@pie-players/tts-server-polly
v0.1.6
Published
AWS Polly provider for server-side TTS with speech marks support
Readme
@pie-players/tts-server-polly
AWS Polly provider for server-side text-to-speech with native speech marks support.
Overview
This package provides a server-side TTS provider that uses AWS Polly to generate high-quality neural speech with millisecond-precise word timing through speech marks.
Features
- ✅ Native Speech Marks - Millisecond-accurate word timing from AWS Polly
- ✅ Neural Voices - High-quality neural TTS (default) or standard voices
- ✅ 25+ Languages - Wide language support
- ✅ Full SSML - Supports Speech Synthesis Markup Language
- ✅ Parallel Requests - Audio and speech marks fetched simultaneously
- ✅ 60+ Voices - Multiple voices per language
Installation
npm install @pie-players/tts-server-pollyUsage
Basic Setup
import { PollyServerProvider } from '@pie-players/tts-server-polly';
const provider = new PollyServerProvider();
await provider.initialize({
region: 'us-east-1',
credentials: {
accessKeyId: process.env.AWS_ACCESS_KEY_ID!,
secretAccessKey: process.env.AWS_SECRET_ACCESS_KEY!,
},
engine: 'neural', // or 'standard'
defaultVoice: 'Joanna',
});Synthesize Speech
const result = await provider.synthesize({
text: 'Hello world, this is a test of AWS Polly text to speech.',
voice: 'Joanna', // Optional, uses defaultVoice if not specified
includeSpeechMarks: true,
});
console.log('Audio:', result.audio); // Buffer
console.log('Speech marks:', result.speechMarks); // Array of word timings
console.log('Duration:', result.metadata.duration, 'seconds');List Available Voices
// Get all neural voices
const voices = await provider.getVoices();
// Filter by language
const spanishVoices = await provider.getVoices({ language: 'es-ES' });
// Filter by gender
const femaleVoices = await provider.getVoices({ gender: 'female' });Speech Marks Example
const result = await provider.synthesize({
text: 'Hello world',
includeSpeechMarks: true,
});
// result.speechMarks:
// [
// { time: 0, type: 'word', start: 0, end: 5, value: 'Hello' },
// { time: 340, type: 'word', start: 6, end: 11, value: 'world' }
// ]Configuration
PollyProviderConfig
interface PollyProviderConfig {
region: string; // AWS region (required)
credentials?: { // AWS credentials (optional if using IAM)
accessKeyId: string;
secretAccessKey: string;
sessionToken?: string;
};
engine?: 'neural' | 'standard'; // Voice engine (default: 'neural')

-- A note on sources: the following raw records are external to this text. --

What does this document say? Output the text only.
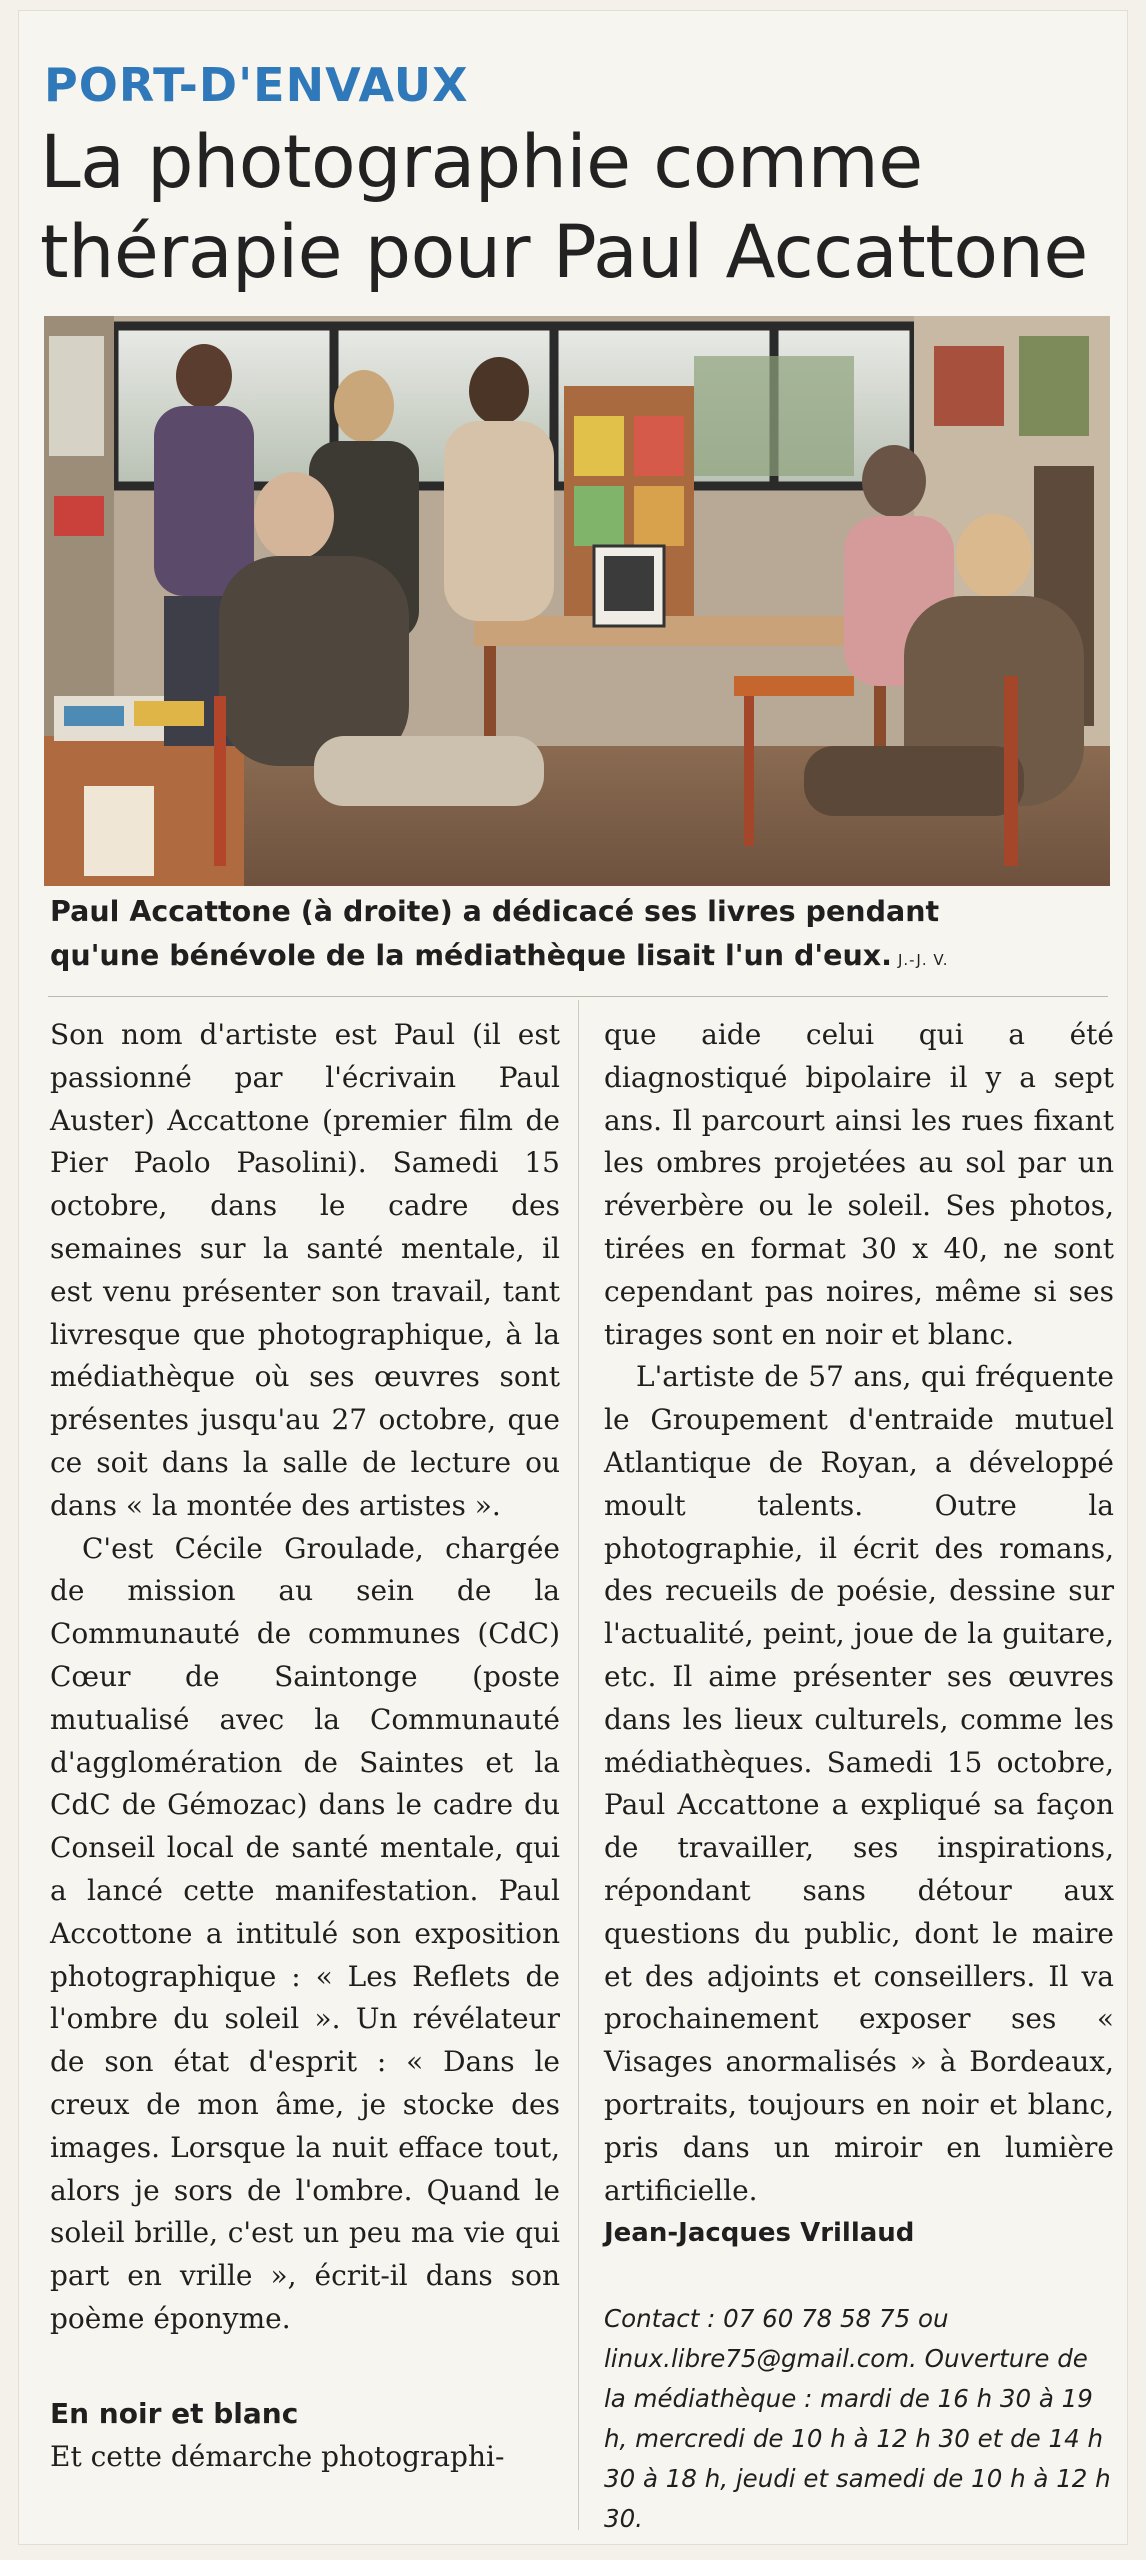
PORT-D'ENVAUX
La photographie comme
thérapie pour Paul Accattone
Paul Accattone (à droite) a dédicacé ses livres pendant
qu'une bénévole de la médiathèque lisait l'un d'eux. J.-J. V.

Son nom d'artiste est Paul (il est passionné par l'écrivain Paul Auster) Accattone (premier film de Pier Paolo Pasolini). Samedi 15 octobre, dans le cadre des semaines sur la santé mentale, il est venu présenter son travail, tant livresque que photographique, à la médiathèque où ses œuvres sont présentes jusqu'au 27 octobre, que ce soit dans la salle de lecture ou dans « la montée des artistes ».

C'est Cécile Groulade, chargée de mission au sein de la Communauté de communes (CdC) Cœur de Saintonge (poste mutualisé avec la Communauté d'agglomération de Saintes et la CdC de Gémozac) dans le cadre du Conseil local de santé mentale, qui a lancé cette manifestation. Paul Accottone a intitulé son exposition photographique : « Les Reflets de l'ombre du soleil ». Un révélateur de son état d'esprit : « Dans le creux de mon âme, je stocke des images. Lorsque la nuit efface tout, alors je sors de l'ombre. Quand le soleil brille, c'est un peu ma vie qui part en vrille », écrit-il dans son poème éponyme.

En noir et blanc

Et cette démarche photographi-

que aide celui qui a été diagnostiqué bipolaire il y a sept ans. Il parcourt ainsi les rues fixant les ombres projetées au sol par un réverbère ou le soleil. Ses photos, tirées en format 30 x 40, ne sont cependant pas noires, même si ses tirages sont en noir et blanc.

L'artiste de 57 ans, qui fréquente le Groupement d'entraide mutuel Atlantique de Royan, a développé moult talents. Outre la photographie, il écrit des romans, des recueils de poésie, dessine sur l'actualité, peint, joue de la guitare, etc. Il aime présenter ses œuvres dans les lieux culturels, comme les médiathèques. Samedi 15 octobre, Paul Accattone a expliqué sa façon de travailler, ses inspirations, répondant sans détour aux questions du public, dont le maire et des adjoints et conseillers. Il va prochainement exposer ses « Visages anormalisés » à Bordeaux, portraits, toujours en noir et blanc, pris dans un miroir en lumière artificielle.

Jean-Jacques Vrillaud

Contact : 07 60 78 58 75 ou linux.libre75@gmail.com. Ouverture de la médiathèque : mardi de 16 h 30 à 19 h, mercredi de 10 h à 12 h 30 et de 14 h 30 à 18 h, jeudi et samedi de 10 h à 12 h 30.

defaultVoice?: string; // Default voice ID (default: 'Joanna')
}Environment Variables
AWS_REGION=us-east-1
AWS_ACCESS_KEY_ID=your_key_id
AWS_SECRET_ACCESS_KEY=your_secret_keyCapabilities
| Feature | Support | |---------|---------| | Speech Marks | ✅ Native | | SSML | ✅ Full | | Pitch Control | ⚠️ SSML only | | Rate Control | ✅ SSML | | Volume Control | ❌ Client-side | | Max Text Length | 3000 chars | | Audio Format | MP3 |
Cost
- Standard voices: $4 per 1M characters
- Neural voices: $16 per 1M characters
- Speech marks: Included (no extra charge)
Supported Voices
Popular voices include:
- English (US): Joanna, Matthew, Ivy, Kendra, Joey
- English (UK): Amy, Brian, Emma
- Spanish: Lucia, Conchita, Enrique
- French: Celine, Mathieu
- German: Marlene, Hans
- Italian: Carla, Giorgio
- Portuguese: Vitoria, Ricardo
Use getVoices() for complete list.
Error Handling
import { TTSError, TTSErrorCode } from '@pie-players/tts-server-core';
try {
const result = await provider.synthesize({ text: 'Hello' });
} catch (error) {
if (error instanceof TTSError) {
console.error('Error code:', error.code);
console.error('Message:', error.message);
console.error('Provider:', error.providerId);
}
}AWS IAM Permissions
Required IAM permissions:
{
"Version": "2012-10-17",
"Statement": [
{
"Effect": "Allow",
"Action": [
"polly:SynthesizeSpeech",
"polly:DescribeVoices"
],
"Resource": "*"
}
]
}License
MIT